Federal statistical agencies must fulfill two nearly contradictory missions. On the one hand,
they must extract and disseminate to other agencies, the research community and the public useful
information derived from sample surveys and censuses. But, they must also protect the confidentiality
of the data and the privacy of data subjects. Protecting confidentiality may be mandated by law,
prescribed by agency practices or promised to respondents. Often, confidentiality must be preserved
in order to ensure the quality of the data: respondents do not answer truthfully if they believe that
their privacy is threatened.
The tutorial is an overview of methods known collectively as statistical disclosure limitation (SDL)
that attempt to resolve this contradiction.
The tutorial will introduce participants to fundamental problems and methods of SDL, the latter
ranging from limiting access to data, to altering data prior to release, to releasing only the results of
"safe" statistical analyses of the data.
In particular, the development of computing and statistical technologies and the emergence of the
Internet as the principal mode for disseminating federal data both exacerbate the problems and offer
new kinds of solutions. The tutorial will describe the problems, especially record linkage to external
databases, as well as solutions such as analysis servers that account for the interactions among multiple
queries on the same database.
No deep prior knowledge of data confidentiality, statistics or computer science will be assumed.

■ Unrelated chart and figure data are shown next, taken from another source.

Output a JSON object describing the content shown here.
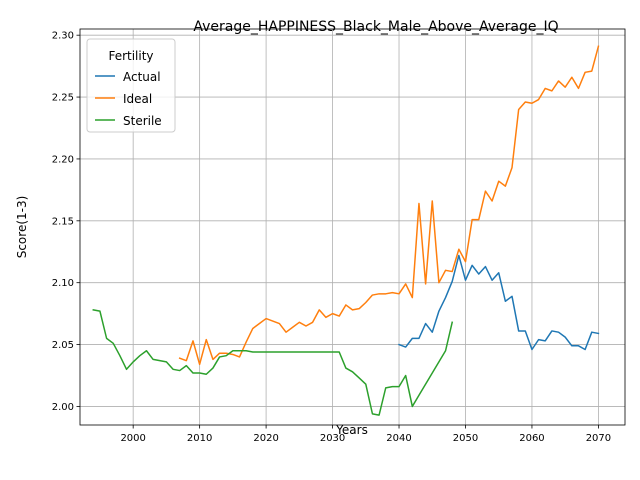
{
  "chart_data": {
    "type": "line",
    "title": "Average_HAPPINESS_Black_Male_Above_Average_IQ",
    "xlabel": "Years",
    "ylabel": "Score(1-3)",
    "xlim": [
      1992,
      2074
    ],
    "ylim": [
      1.985,
      2.305
    ],
    "xticks": [
      2000,
      2010,
      2020,
      2030,
      2040,
      2050,
      2060,
      2070
    ],
    "yticks": [
      2.0,
      2.05,
      2.1,
      2.15,
      2.2,
      2.25,
      2.3
    ],
    "ytick_labels": [
      "2.00",
      "2.05",
      "2.10",
      "2.15",
      "2.20",
      "2.25",
      "2.30"
    ],
    "grid": true,
    "legend": {
      "title": "Fertility",
      "placement": "top-left"
    },
    "series": [
      {
        "name": "Actual",
        "color": "#1f77b4",
        "x": [
          2040,
          2041,
          2042,
          2043,
          2044,
          2045,
          2046,
          2047,
          2048,
          2049,
          2050,
          2051,
          2052,
          2053,
          2054,
          2055,
          2056,
          2057,
          2058,
          2059,
          2060,
          2061,
          2062,
          2063,
          2064,
          2065,
          2066,
          2067,
          2068,
          2069,
          2070
        ],
        "y": [
          2.05,
          2.048,
          2.055,
          2.055,
          2.067,
          2.06,
          2.077,
          2.088,
          2.101,
          2.122,
          2.102,
          2.114,
          2.107,
          2.113,
          2.102,
          2.108,
          2.085,
          2.089,
          2.061,
          2.061,
          2.046,
          2.054,
          2.053,
          2.061,
          2.06,
          2.056,
          2.049,
          2.049,
          2.046,
          2.06,
          2.059
        ]
      },
      {
        "name": "Ideal",
        "color": "#ff7f0e",
        "x": [
          2007,
          2008,
          2009,
          2010,
          2011,
          2012,
          2013,
          2014,
          2015,
          2016,
          2017,
          2018,
          2019,
          2020,
          2021,
          2022,
          2023,
          2024,
          2025,
          2026,
          2027,
          2028,
          2029,
          2030,
          2031,
          2032,
          2033,
          2034,
          2035,
          2036,
          2037,
          2038,
          2039,
          2040,
          2041,
          2042,
          2043,
          2044,
          2045,
          2046,
          2047,
          2048,
          2049,
          2050,
          2051,
          2052,
          2053,
          2054,
          2055,
          2056,
          2057,
          2058,
          2059,
          2060,
          2061,
          2062,
          2063,
          2064,
          2065,
          2066,
          2067,
          2068,
          2069,
          2070
        ],
        "y": [
          2.039,
          2.037,
          2.053,
          2.034,
          2.054,
          2.038,
          2.043,
          2.043,
          2.042,
          2.04,
          2.052,
          2.063,
          2.067,
          2.071,
          2.069,
          2.067,
          2.06,
          2.064,
          2.068,
          2.065,
          2.068,
          2.078,
          2.072,
          2.075,
          2.073,
          2.082,
          2.078,
          2.079,
          2.084,
          2.09,
          2.091,
          2.091,
          2.092,
          2.091,
          2.099,
          2.088,
          2.164,
          2.099,
          2.166,
          2.1,
          2.11,
          2.109,
          2.127,
          2.117,
          2.151,
          2.151,
          2.174,
          2.166,
          2.182,
          2.178,
          2.193,
          2.24,
          2.246,
          2.245,
          2.248,
          2.257,
          2.255,
          2.263,
          2.258,
          2.266,
          2.257,
          2.27,
          2.271,
          2.291
        ]
      },
      {
        "name": "Sterile",
        "color": "#2ca02c",
        "x": [
          1994,
          1995,
          1996,
          1997,
          1998,
          1999,
          2000,
          2001,
          2002,
          2003,
          2004,
          2005,
          2006,
          2007,
          2008,
          2009,
          2010,
          2011,
          2012,
          2013,
          2014,
          2015,
          2016,
          2017,
          2018,
          2019,
          2020,
          2021,
          2022,
          2023,
          2024,
          2025,
          2026,
          2027,
          2028,
          2029,
          2030,
          2031,
          2032,
          2033,
          2034,
          2035,
          2036,
          2037,
          2038,
          2039,
          2040,
          2041,
          2042,
          2043,
          2044,
          2045,
          2046,
          2047,
          2048
        ],
        "y": [
          2.078,
          2.077,
          2.055,
          2.051,
          2.041,
          2.03,
          2.036,
          2.041,
          2.045,
          2.038,
          2.037,
          2.036,
          2.03,
          2.029,
          2.033,
          2.027,
          2.027,
          2.026,
          2.031,
          2.04,
          2.041,
          2.045,
          2.045,
          2.045,
          2.044,
          2.044,
          2.044,
          2.044,
          2.044,
          2.044,
          2.044,
          2.044,
          2.044,
          2.044,
          2.044,
          2.044,
          2.044,
          2.044,
          2.031,
          2.028,
          2.023,
          2.018,
          1.994,
          1.993,
          2.015,
          2.016,
          2.016,
          2.025,
          2.0,
          2.009,
          2.018,
          2.027,
          2.036,
          2.045,
          2.068
        ]
      }
    ]
  }
}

This tutorial will focus on essential aspects of data confidentiality and SDL in the electronic world:
Basics of data confidentiality: fundamental abstractions such as identity, attribute and inferential
disclosures and disclosure risk.
Means of breaking confidentiality, especially record linkage to databases containing identifiers.
A primer on SDL, focusing on the strengths and limitations of techniques for "preventing"
disclosure, which preserve low-dimensional statistical characteristics of the data, but distort
disclosure-inducing high-dimensional characteristics. These include aggregation, cell suppression
in tabular data, data swapping, jittering, "top-coding" (to prevent disclosure on the basis
of extreme data values), and use of entirely synthetic databases that preserve some characteristics
of the original data, but whose records simply do not correspond to real individuals or
Risk-utility formulations, in which quantified measures of disclosure risk and data utility are
used to provide principled ways of constructing data dissemination strategies.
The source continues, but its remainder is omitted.